Citrus growers have so far been relieved that the destructive torrents of rain and wind from hurricanes are absent from the mix of factors affecting this year`s crop.

Instead, growers face just the opposite: hot weather in the midst of a drought.

Florida`s citrus crop, estimated at 168 million boxes, is expected to meet the original October forecast, according to an update released this week by the U.S. Department of Agriculture. That`s a good sign for area growers. The lower supply of citrus, down from 230 million boxes in 2002-2003, allows them to get a good price on their fruit, said Andrew Meadows, spokesman for Florida Citrus Mutual.

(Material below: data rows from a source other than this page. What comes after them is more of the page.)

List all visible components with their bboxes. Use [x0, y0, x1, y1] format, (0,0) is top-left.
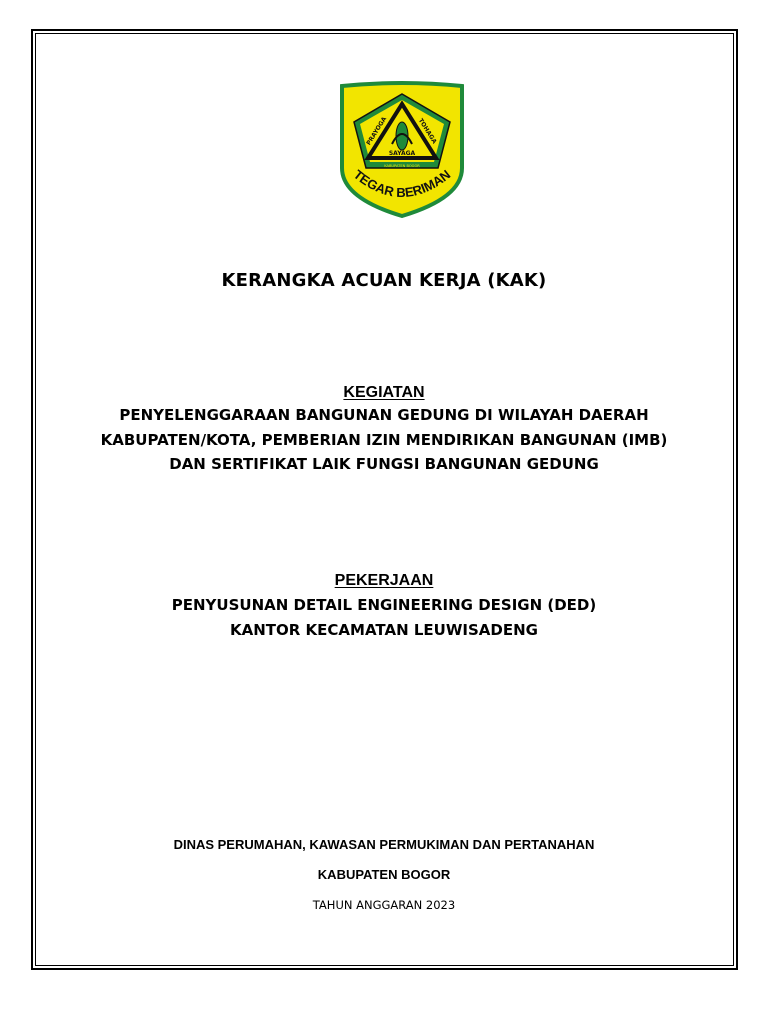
region-name: KABUPATEN BOGOR — [317, 867, 451, 882]
kegiatan-line: KABUPATEN/KOTA, PEMBERIAN IZIN MENDIRIKAN BANGUNAN (IMB) — [100, 431, 668, 449]
kabupaten-bogor-emblem — [338, 80, 466, 218]
emblem-label-small: KABUPATEN BOGOR — [384, 164, 420, 168]
kegiatan-line: DAN SERTIFIKAT LAIK FUNGSI BANGUNAN GEDUNG — [169, 455, 599, 473]
document-title: KERANGKA ACUAN KERJA (KAK) — [221, 270, 547, 291]
agency-name: DINAS PERUMAHAN, KAWASAN PERMUKIMAN DAN PERTANAHAN — [173, 837, 595, 852]
kegiatan-line: PENYELENGGARAAN BANGUNAN GEDUNG DI WILAYAH DAERAH — [119, 406, 649, 424]
fiscal-year: TAHUN ANGGARAN 2023 — [312, 898, 456, 912]
kegiatan-heading: KEGIATAN — [343, 384, 425, 401]
emblem-motto: TEGAR BERIMAN — [350, 166, 454, 201]
emblem-svg — [338, 80, 466, 218]
emblem-label-center: SAYAGA — [388, 150, 416, 157]
emblem-label-left: PRAYOGA — [365, 115, 389, 147]
pekerjaan-line: KANTOR KECAMATAN LEUWISADENG — [230, 621, 538, 639]
pekerjaan-line: PENYUSUNAN DETAIL ENGINEERING DESIGN (DED) — [171, 596, 597, 614]
emblem-label-right: TOHAGA — [416, 117, 438, 146]
pekerjaan-heading: PEKERJAAN — [334, 572, 434, 589]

`These prices couldn`t have come along at a better time because growers are having to spend more to produce their crops`, he said. The battle is still raging to combat the citrus greening and canker that spread with the wind and rain brought on by the hurricanes. Growers have been forced to spend money to treat and prevent the diseases in their groves, he said. But now, the drought has added another dimension to the challenges growers face because it causes trees to be vulnerable to damage when a freeze hits.

`There`s some concern across the state that with the dryness, a freeze may cause considerable damage that would not happen if we were getting proper rain,` Meadows said. Now that harvest time is here, Meadows said, the size of fruit may be smaller than normal due to a lack of rain, particularly when the later varieties come in February through May.

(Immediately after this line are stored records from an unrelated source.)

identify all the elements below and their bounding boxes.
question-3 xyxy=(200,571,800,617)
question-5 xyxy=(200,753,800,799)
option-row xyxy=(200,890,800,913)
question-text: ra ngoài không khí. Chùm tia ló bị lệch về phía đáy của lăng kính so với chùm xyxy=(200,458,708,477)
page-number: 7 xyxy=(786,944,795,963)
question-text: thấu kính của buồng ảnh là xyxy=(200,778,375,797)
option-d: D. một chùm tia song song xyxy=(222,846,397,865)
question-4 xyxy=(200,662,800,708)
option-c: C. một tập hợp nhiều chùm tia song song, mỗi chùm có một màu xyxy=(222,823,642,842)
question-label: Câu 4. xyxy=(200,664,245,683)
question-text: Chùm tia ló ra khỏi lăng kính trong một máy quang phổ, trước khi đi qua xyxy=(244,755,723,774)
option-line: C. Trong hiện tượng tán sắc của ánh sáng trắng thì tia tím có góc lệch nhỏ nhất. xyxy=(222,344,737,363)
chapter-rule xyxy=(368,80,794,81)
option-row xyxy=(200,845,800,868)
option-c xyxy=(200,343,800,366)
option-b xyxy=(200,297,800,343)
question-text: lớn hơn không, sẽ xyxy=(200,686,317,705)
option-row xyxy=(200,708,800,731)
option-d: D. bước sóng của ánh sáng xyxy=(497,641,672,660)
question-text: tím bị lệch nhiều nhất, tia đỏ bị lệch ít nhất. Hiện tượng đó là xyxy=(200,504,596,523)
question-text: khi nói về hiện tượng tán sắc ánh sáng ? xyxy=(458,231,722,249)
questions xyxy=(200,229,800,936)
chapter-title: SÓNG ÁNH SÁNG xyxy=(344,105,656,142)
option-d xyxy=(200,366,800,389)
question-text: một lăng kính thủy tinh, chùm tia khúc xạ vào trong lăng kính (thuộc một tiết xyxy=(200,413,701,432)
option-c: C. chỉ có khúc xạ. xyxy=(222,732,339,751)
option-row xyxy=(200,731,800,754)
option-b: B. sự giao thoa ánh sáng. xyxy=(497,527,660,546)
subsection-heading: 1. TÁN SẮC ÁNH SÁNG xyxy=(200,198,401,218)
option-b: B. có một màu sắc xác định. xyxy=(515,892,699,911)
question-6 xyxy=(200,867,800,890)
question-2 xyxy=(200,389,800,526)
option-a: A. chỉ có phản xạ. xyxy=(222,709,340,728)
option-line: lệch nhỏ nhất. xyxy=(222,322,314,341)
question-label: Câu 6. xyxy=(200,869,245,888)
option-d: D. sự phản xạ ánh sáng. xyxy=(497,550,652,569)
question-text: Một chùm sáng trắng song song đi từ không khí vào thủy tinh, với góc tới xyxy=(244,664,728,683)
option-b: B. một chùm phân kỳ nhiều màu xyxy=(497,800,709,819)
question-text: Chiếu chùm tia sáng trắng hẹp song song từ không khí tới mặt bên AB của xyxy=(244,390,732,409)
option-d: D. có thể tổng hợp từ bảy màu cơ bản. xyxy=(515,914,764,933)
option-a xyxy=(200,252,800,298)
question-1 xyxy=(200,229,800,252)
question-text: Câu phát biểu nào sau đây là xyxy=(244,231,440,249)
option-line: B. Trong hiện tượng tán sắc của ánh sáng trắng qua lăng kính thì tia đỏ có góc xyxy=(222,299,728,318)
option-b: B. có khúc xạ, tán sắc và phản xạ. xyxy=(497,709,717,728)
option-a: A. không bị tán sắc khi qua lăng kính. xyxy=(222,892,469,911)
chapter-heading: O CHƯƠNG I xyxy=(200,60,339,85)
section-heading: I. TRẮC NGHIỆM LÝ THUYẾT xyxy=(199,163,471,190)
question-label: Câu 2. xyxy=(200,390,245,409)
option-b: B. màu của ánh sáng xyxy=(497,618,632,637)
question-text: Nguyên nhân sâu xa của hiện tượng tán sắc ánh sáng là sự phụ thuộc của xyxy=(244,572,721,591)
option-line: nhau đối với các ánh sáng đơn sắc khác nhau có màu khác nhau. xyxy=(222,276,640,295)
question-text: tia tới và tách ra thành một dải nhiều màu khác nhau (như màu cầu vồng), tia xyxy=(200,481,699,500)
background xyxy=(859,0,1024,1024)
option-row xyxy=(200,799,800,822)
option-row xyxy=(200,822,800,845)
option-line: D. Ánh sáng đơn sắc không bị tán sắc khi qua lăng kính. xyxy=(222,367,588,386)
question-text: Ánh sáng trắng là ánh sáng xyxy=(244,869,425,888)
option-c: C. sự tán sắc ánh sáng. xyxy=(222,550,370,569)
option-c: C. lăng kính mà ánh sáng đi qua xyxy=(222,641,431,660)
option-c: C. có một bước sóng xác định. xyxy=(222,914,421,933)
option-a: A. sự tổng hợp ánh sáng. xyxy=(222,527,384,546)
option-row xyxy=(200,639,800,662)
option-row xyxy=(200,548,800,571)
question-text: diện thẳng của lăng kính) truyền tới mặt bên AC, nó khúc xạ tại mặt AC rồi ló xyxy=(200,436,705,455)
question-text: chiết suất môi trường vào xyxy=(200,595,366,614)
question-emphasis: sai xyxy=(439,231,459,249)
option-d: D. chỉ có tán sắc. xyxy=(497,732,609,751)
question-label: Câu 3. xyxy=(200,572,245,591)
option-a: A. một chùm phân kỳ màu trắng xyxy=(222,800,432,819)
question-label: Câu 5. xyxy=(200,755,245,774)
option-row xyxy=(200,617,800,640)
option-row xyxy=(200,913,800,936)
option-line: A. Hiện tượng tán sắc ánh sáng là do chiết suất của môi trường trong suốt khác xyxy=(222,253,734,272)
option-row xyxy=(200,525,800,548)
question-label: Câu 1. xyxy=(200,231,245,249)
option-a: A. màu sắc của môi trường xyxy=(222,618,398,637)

Local growers so far are finding their fruit to be normal this year. Bob Whisenant, a Manatee County citrus grower, said he will be able to tell more about the fruit when he begins to harvest it this week. He`s still hoping for a better year than last.
`The price was good last year, but there wasn`t much volume. Hopefully, it will be a decent year`, he said. Mac Carraway, vice president of SMR Farms, a division of Schroeder-Manatee Ranch, also found the fruit is looking average-size with good quality.

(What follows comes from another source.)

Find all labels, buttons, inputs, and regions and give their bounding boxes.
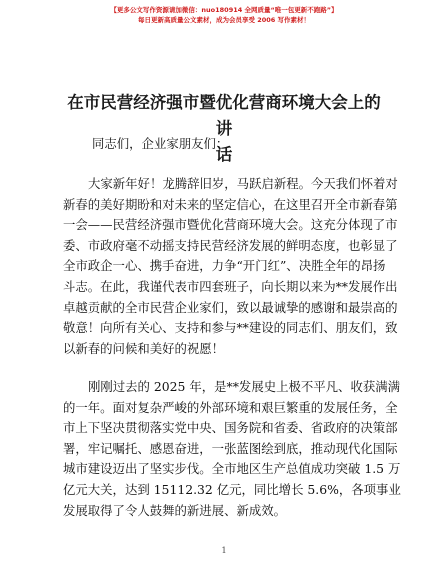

SMR`s citrus crop has been reflective of the overall Florida forecast, he said. `We`ve been looking at our own groves and at the same time we were interested in seeing how the major forecast came out`, he said. `We`re up about 30 percent in our own groves from last year. That`s holding true as we`ve gotten into the first few weeks of harvesting early oranges.`

Despite the good news, the drought is a very real problem for growers and farmers.
`If we have a worry right now, it`s the amount of irrigation that we can apply. It`s simply not enough to give the tree what it would like to have`, Carraway said. `If we could get some rain, that would be some welcome relief.` While the dry weather is not conducive to the growth of canker, which prefers moist, warm temperatures, diseases are still very much a concern with the industry, said Barbara Carlton, executive director for Peace River Valley Citrus Grower`s Association.

Tristeza, a virus causing sour orange rootstock, is a problem that has existed in Florida for years, but the drought seems to aid its destruction. Growers are working to become more educated about how to prevent and treat the diseases, Carlton said. Still, the industry is optimistic in battling the diseases, hoping to come out stronger than before.
`We`ve got all these concerns and we`re working through them one by one`, she said.